A brigada de incêndio em edifícios é essencial não apenas para a prevenção e combate a incêndios, mas também para fomentar a cultura de segurança, salvaguardar esses locais de forte presença de aglomerações e seus públicos, bem como estar antenada com as fiscalizações, atualizações e instruções técnicas por parte dos bombeiros, como no recente regramento para recarga de veículos elétricos em São Paulo.
O governo do Estado sancionou em fevereiro a Lei 18.403, que assegura aos moradores de condomínio o direito de instalar estação de recarga individual para veículos elétricos em vagas de garagem privativas de edifícios residenciais e comerciais. De acordo com a norma, a instalação deve observar a compatibilidade com a carga elétrica, conformidade com as regras da distribuidora de energia e da Associação Brasileira de Normas Técnicas (ABNT), além de execução por profissional habilitado, com emissão de Anotação ou Registro de Responsabilidade Técnica (ART ou RRT).
Para o engenheiro mecânico Valdemir Antunes, coordenador da Câmara Especializada de Engenharia Mecânica e Metalúrgica do Crea-PR, os condomínios devem investir na manutenção estrutural preventiva e também alerta que caso aconteça um incêndio, os procedimentos são específicos. “É importante ainda não manter produtos inflamáveis próximos aos carregadores e acionar imediatamente a brigada ou bombeiros ao menor sinal de fumaça”, salienta o especialista.

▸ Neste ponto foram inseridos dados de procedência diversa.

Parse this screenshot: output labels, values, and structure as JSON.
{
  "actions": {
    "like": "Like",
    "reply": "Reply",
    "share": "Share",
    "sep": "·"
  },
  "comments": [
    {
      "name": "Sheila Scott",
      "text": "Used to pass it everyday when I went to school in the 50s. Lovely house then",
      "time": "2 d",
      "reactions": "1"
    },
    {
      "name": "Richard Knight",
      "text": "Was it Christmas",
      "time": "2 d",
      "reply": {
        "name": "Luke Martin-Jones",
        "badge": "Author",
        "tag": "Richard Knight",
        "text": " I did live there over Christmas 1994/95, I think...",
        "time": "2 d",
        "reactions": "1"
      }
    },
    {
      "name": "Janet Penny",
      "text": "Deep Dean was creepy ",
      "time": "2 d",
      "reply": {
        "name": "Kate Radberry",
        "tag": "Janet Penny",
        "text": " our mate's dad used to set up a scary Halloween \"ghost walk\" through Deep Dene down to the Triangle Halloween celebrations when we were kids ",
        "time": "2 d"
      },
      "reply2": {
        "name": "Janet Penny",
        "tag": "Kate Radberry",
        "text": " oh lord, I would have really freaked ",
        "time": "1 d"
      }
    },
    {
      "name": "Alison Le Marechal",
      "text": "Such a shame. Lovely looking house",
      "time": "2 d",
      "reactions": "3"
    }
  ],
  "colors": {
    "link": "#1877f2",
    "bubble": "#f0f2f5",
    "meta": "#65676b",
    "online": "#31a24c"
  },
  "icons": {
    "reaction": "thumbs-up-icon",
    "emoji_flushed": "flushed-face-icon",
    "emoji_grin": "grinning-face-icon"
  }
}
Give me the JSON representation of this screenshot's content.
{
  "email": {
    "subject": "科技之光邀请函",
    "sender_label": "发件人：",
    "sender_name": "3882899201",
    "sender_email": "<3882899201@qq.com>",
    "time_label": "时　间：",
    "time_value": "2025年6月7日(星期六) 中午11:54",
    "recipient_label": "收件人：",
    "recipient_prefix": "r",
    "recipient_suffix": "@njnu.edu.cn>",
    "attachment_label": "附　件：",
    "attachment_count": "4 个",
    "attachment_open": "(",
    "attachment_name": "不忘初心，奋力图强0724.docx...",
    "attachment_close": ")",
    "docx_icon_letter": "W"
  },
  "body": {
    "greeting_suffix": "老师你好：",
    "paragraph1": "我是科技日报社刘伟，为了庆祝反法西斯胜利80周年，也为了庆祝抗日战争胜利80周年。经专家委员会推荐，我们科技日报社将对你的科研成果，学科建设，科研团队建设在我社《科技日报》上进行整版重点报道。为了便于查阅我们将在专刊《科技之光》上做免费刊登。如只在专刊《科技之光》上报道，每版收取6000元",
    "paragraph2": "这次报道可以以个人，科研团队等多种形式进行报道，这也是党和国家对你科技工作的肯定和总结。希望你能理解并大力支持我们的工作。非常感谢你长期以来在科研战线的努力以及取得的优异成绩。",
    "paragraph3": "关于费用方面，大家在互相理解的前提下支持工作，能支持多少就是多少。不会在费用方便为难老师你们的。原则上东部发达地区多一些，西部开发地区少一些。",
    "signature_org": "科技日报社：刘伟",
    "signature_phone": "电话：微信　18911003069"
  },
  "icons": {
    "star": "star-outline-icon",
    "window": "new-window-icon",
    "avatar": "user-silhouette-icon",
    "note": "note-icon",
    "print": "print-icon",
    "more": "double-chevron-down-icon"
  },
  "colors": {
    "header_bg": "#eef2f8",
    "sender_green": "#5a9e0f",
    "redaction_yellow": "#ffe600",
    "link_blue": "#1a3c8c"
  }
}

Vale ressaltar que extintores tipo ABC são ideais para focos iniciais nos materiais ao redor das chamas, e que a fuga térmica da bateria (thermal runaway) nos veículos elétricos exige resfriamento intenso com água, trabalho realizado somente por pessoal capacitado, ou seja, ao Corpo de Bombeiros.
Treinamento em condomínios
Os treinamentos nos condomínios devem ser feitos por instrutores credenciados e a brigada deve ser e se manter regulamentada pela Instrução Técnica do Corpo de Bombeiros do estado em que o condomínio está localizado, bem como seguir as normas da NBR 14276, da Associação Brasileira de Normas Técnicas (ABNT) e a Norma Regulamentadora 23 (NR-23).
Além disso, as administradoras devem tomar nota da renovação do Auto de Vistoria do Corpo de Bombeiros (AVCB), que para tal renovação, devem apresentar o certificado da brigada de incêndio consolidada e treinada, informa matéria do SíndicoNet.
Em Mato Grosso do Sul, o Sindicato das Empresas de Asseio e Conservação do Estado (Seac/MS) realizou um curso de brigada, com simulação prática de combate a incêndios. Segundo o sindicato, a área de serviços de facilities em condomínios da Capital registrou aumento nessa demanda, sendo uma exigência das empresas especializadas em terceirização de mão de obra qualificada nas áreas de portaria, asseio e conservação.
“Quanto mais pessoas preparadas a gente tiver em um condomínio, melhor, até mesmo para saber como acionar o Corpo de Bombeiros, saber acionar o Samu, para poder fazer um atendimento especializado. Muita gente não tem nem essa noção”, afirma, ao Midiamax, o instrutor do curso, o engenheiro de segurança do trabalho Alberto Almeida.
Brigadas em estabelecimentos públicos
Nas edificações públicas, como estabelecimentos de ensino e de saúde, a presença das brigadas é a ponte entre a saída segura de pessoas, localização e extinção de focos de fogo e demais ações antes da chegada dos bombeiros.
Na cidade de Gurupi (TO), o 3º Batalhão de Bombeiros Militar e a Secretaria Municipal de Saúde fizeram uma parceira para capacitar servidores nas unidades de saúde e faz parte das exigências para a regularização do alvará do Corpo de Bombeiros. O curso totalizou 16 horas, com conteúdo teórico disponibilizado no ambiente virtual de aprendizagem da corporação e quatro horas presenciais para treinamento prático.
“A brigada predial é importante para garantir segurança na evacuação de áreas em situação de sinistro e para o atendimento inicial de primeiros socorros aos usuários de prédios públicos ou privados. Caso ocorra algum sinistro, esses servidores estarão capacitados para sair de forma segura e prestar os primeiros socorros às possíveis vítimas”, detalhou o tenente Silvio Silveira, do Corpo de Bombeiros do batalhão, onde ocorreu o curso.